Black history museum gets special opening gift
Black History Month was marked in a very special way Wednesday. The president and the first lady attended the ground breaking for the National Museum of African-American History and Culture on the National Mall, where Martin Luther King's "I have a dream" speech still echoes.
CBS News correspondent Chip Reid got a first look at some of the priceless artifacts the museum will hold.
Charles Blockson, 78, has been collecting African and African-American artifacts for more than 50 years. The high point came just last year when he inherited 39 items that belonged to Harriet Tubman. Born into slavery, she escaped, but returned to the South nearly 20 times leading hundreds of others to freedom on what came to be known as the Underground Railroad.

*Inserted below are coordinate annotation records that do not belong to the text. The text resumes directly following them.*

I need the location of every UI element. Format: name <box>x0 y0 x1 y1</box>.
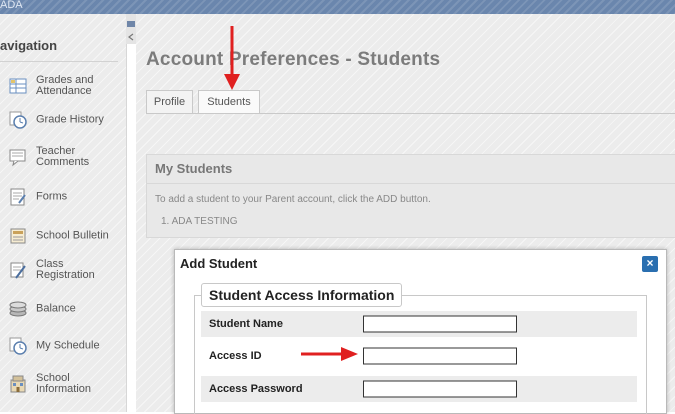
sidebar-item-label: Balance <box>36 302 76 315</box>
sidebar-item-label: School Bulletin <box>36 229 109 242</box>
student-name-input[interactable] <box>363 315 517 333</box>
sidebar-item-teacher-comments[interactable]: Teacher Comments <box>0 139 124 175</box>
dialog-title: Add Student <box>180 256 258 271</box>
sidebar-item-label: My Schedule <box>36 339 100 352</box>
collapse-sidebar-icon[interactable] <box>126 14 136 44</box>
access-password-input[interactable] <box>363 380 517 398</box>
tab-divider <box>146 113 675 114</box>
panel-divider <box>147 183 675 184</box>
access-id-input[interactable] <box>363 347 517 365</box>
my-students-hint: To add a student to your Parent account,… <box>155 194 431 205</box>
field-row-access-id: Access ID <box>201 343 637 369</box>
sidebar: avigation Grades and Attendance Grade Hi… <box>0 14 127 412</box>
grades-icon <box>9 78 27 94</box>
sidebar-item-forms[interactable]: Forms <box>0 179 124 215</box>
student-name-label: Student Name <box>209 318 283 330</box>
registration-icon <box>10 262 26 279</box>
sidebar-item-grades-and-attendance[interactable]: Grades and Attendance <box>0 68 124 104</box>
access-id-label: Access ID <box>209 350 262 362</box>
access-password-label: Access Password <box>209 383 303 395</box>
my-students-title: My Students <box>155 161 233 176</box>
clock-icon <box>9 111 27 129</box>
my-students-panel: My Students To add a student to your Par… <box>146 154 675 238</box>
sidebar-item-my-schedule[interactable]: My Schedule <box>0 328 124 364</box>
sidebar-title: avigation <box>0 38 58 53</box>
clock-icon <box>9 337 27 355</box>
sidebar-divider <box>0 61 118 62</box>
sidebar-item-label: Grades and Attendance <box>36 74 94 97</box>
close-icon[interactable]: × <box>642 256 658 272</box>
fieldset-legend: Student Access Information <box>201 283 403 307</box>
sidebar-item-label: School Information <box>36 372 92 395</box>
sidebar-item-school-information[interactable]: School Information <box>0 366 124 402</box>
building-icon <box>10 375 26 393</box>
field-row-access-password: Access Password <box>201 376 637 402</box>
page-title: Account Preferences - Students <box>146 49 441 70</box>
list-item[interactable]: 1. ADA TESTING <box>161 216 238 227</box>
comments-icon <box>9 149 26 167</box>
field-row-student-name: Student Name <box>201 311 637 337</box>
sidebar-item-label: Teacher Comments <box>36 145 90 168</box>
sidebar-item-label: Class Registration <box>36 258 95 281</box>
annotation-arrow-down-icon <box>224 26 240 90</box>
sidebar-item-class-registration[interactable]: Class Registration <box>0 252 124 288</box>
sidebar-item-school-bulletin[interactable]: School Bulletin <box>0 218 124 254</box>
top-bar-text: ADA <box>0 0 23 11</box>
bulletin-icon <box>10 228 26 244</box>
top-bar: ADA <box>0 0 675 14</box>
sidebar-item-label: Grade History <box>36 113 104 126</box>
tab-profile[interactable]: Profile <box>146 90 193 114</box>
annotation-arrow-right-icon <box>301 347 358 361</box>
forms-icon <box>10 188 26 206</box>
sidebar-item-balance[interactable]: Balance <box>0 291 124 327</box>
sidebar-item-grade-history[interactable]: Grade History <box>0 102 124 138</box>
add-student-dialog: Add Student × Student Access Information… <box>174 249 667 414</box>
coins-icon <box>9 301 27 317</box>
sidebar-item-label: Forms <box>36 190 68 203</box>
tab-students[interactable]: Students <box>198 90 260 114</box>
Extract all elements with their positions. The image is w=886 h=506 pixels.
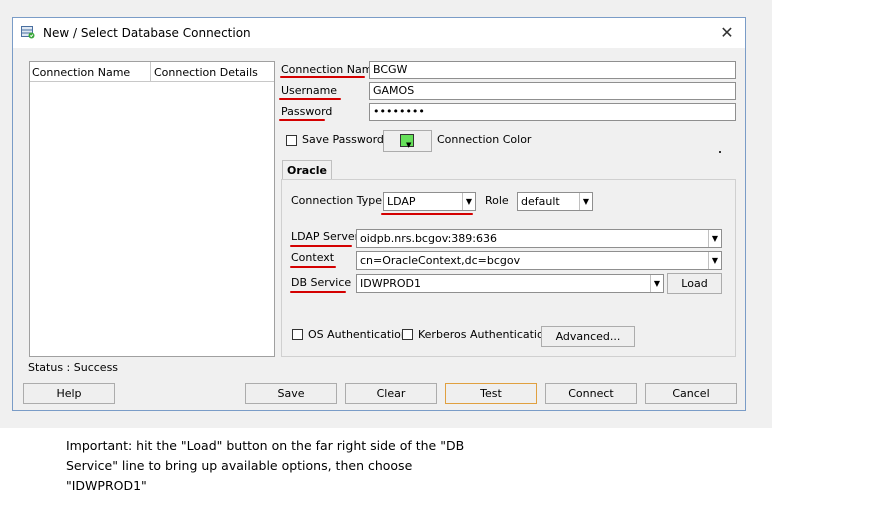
connection-type-select[interactable]: LDAP ▼	[383, 192, 476, 211]
window-title: New / Select Database Connection	[43, 26, 251, 40]
connection-dialog: New / Select Database Connection ✕ Conne…	[12, 17, 746, 411]
red-underline-username	[279, 98, 341, 100]
column-header-connection-name[interactable]: Connection Name	[32, 66, 130, 79]
instruction-note: Important: hit the "Load" button on the …	[66, 438, 465, 493]
decorative-dot	[719, 151, 721, 153]
test-button[interactable]: Test	[445, 383, 537, 404]
red-underline-db-service	[290, 291, 346, 293]
role-label: Role	[485, 194, 509, 207]
database-connection-icon	[21, 26, 35, 39]
kerberos-authentication-checkbox[interactable]	[402, 329, 413, 340]
os-authentication-checkbox[interactable]	[292, 329, 303, 340]
context-value: cn=OracleContext,dc=bcgov	[360, 254, 521, 267]
chevron-down-icon: ▼	[708, 252, 721, 269]
red-underline-context	[290, 266, 336, 268]
red-underline-connection-type	[381, 213, 473, 215]
os-authentication-label: OS Authentication	[308, 328, 408, 341]
role-value: default	[521, 195, 560, 208]
context-select[interactable]: cn=OracleContext,dc=bcgov ▼	[356, 251, 722, 270]
ldap-server-label: LDAP Server	[291, 230, 360, 243]
title-bar: New / Select Database Connection ✕	[13, 18, 745, 48]
connect-button[interactable]: Connect	[545, 383, 637, 404]
connection-type-label: Connection Type	[291, 194, 383, 207]
username-label: Username	[281, 84, 338, 97]
role-select[interactable]: default ▼	[517, 192, 593, 211]
chevron-down-icon: ▼	[462, 193, 475, 210]
password-input[interactable]: ••••••••	[369, 103, 736, 121]
db-service-label: DB Service	[291, 276, 352, 289]
chevron-down-icon: ▼	[650, 275, 663, 292]
save-password-checkbox[interactable]	[286, 135, 297, 146]
connection-name-input[interactable]: BCGW	[369, 61, 736, 79]
red-underline-password	[279, 119, 325, 121]
context-label: Context	[291, 251, 335, 264]
tab-oracle[interactable]: Oracle	[282, 160, 332, 180]
column-divider[interactable]	[150, 62, 151, 82]
ldap-server-value: oidpb.nrs.bcgov:389:636	[360, 232, 498, 245]
connection-type-value: LDAP	[387, 195, 416, 208]
list-header: Connection Name Connection Details	[30, 62, 274, 82]
password-label: Password	[281, 105, 333, 118]
help-button[interactable]: Help	[23, 383, 115, 404]
load-button[interactable]: Load	[667, 273, 722, 294]
db-service-select[interactable]: IDWPROD1 ▼	[356, 274, 664, 293]
status-text: Status : Success	[28, 361, 119, 374]
cancel-button[interactable]: Cancel	[645, 383, 737, 404]
connection-list[interactable]: Connection Name Connection Details	[29, 61, 275, 357]
clear-button[interactable]: Clear	[345, 383, 437, 404]
chevron-down-icon: ▼	[579, 193, 592, 210]
connection-color-button[interactable]: ▼	[383, 130, 432, 152]
advanced-button[interactable]: Advanced...	[541, 326, 635, 347]
chevron-down-icon: ▼	[406, 141, 412, 149]
connection-name-label: Connection Name	[281, 63, 380, 76]
kerberos-authentication-label: Kerberos Authentication	[418, 328, 551, 341]
close-icon[interactable]: ✕	[717, 23, 737, 43]
db-service-value: IDWPROD1	[360, 277, 421, 290]
ldap-server-select[interactable]: oidpb.nrs.bcgov:389:636 ▼	[356, 229, 722, 248]
username-input[interactable]: GAMOS	[369, 82, 736, 100]
save-password-label: Save Password	[302, 133, 384, 146]
red-underline-connection-name	[280, 76, 365, 78]
connection-color-label: Connection Color	[437, 133, 532, 146]
red-underline-ldap-server	[290, 245, 352, 247]
save-button[interactable]: Save	[245, 383, 337, 404]
column-header-connection-details[interactable]: Connection Details	[154, 66, 258, 79]
chevron-down-icon: ▼	[708, 230, 721, 247]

Some of Charles Blockson's ancestors were rescued by Tubman.
"When I first received (her artifacts), I was surprised, shocked. Nearly every item I picked up I started to cry, the tears just, my emotional armor erupted," Blockson said.
The items include a silk shawl that was given to Tubman by Queen Victoria, and Tubman's book of gospel hymns. Blockson, though, says it felt wrong to keep them, calling it "an awesome burden."
So he donated the Tubman artifacts, most of them too fragile to be handled, to the National Museum of African-American History and Culture.
"When he called and said, 'I have Harriet Tubman material,' I didn't believe him. When he pulled out the hymnal everyone started crying," said Lonnie Bunch, founding director of the museum.
Charles Blockson has no regrets about giving up his priceless Tubman collection
"In the inner chambers of my soul I believe I did the right thing. They meant a lot but they weren't mine. They belong to the world," Blockson said.
Harriet Tubman died 99 years ago. At long last her story and the story of the African-American people from slavery to segregation to civil rights and beyond will be told on the national mall, where America honors its heroes.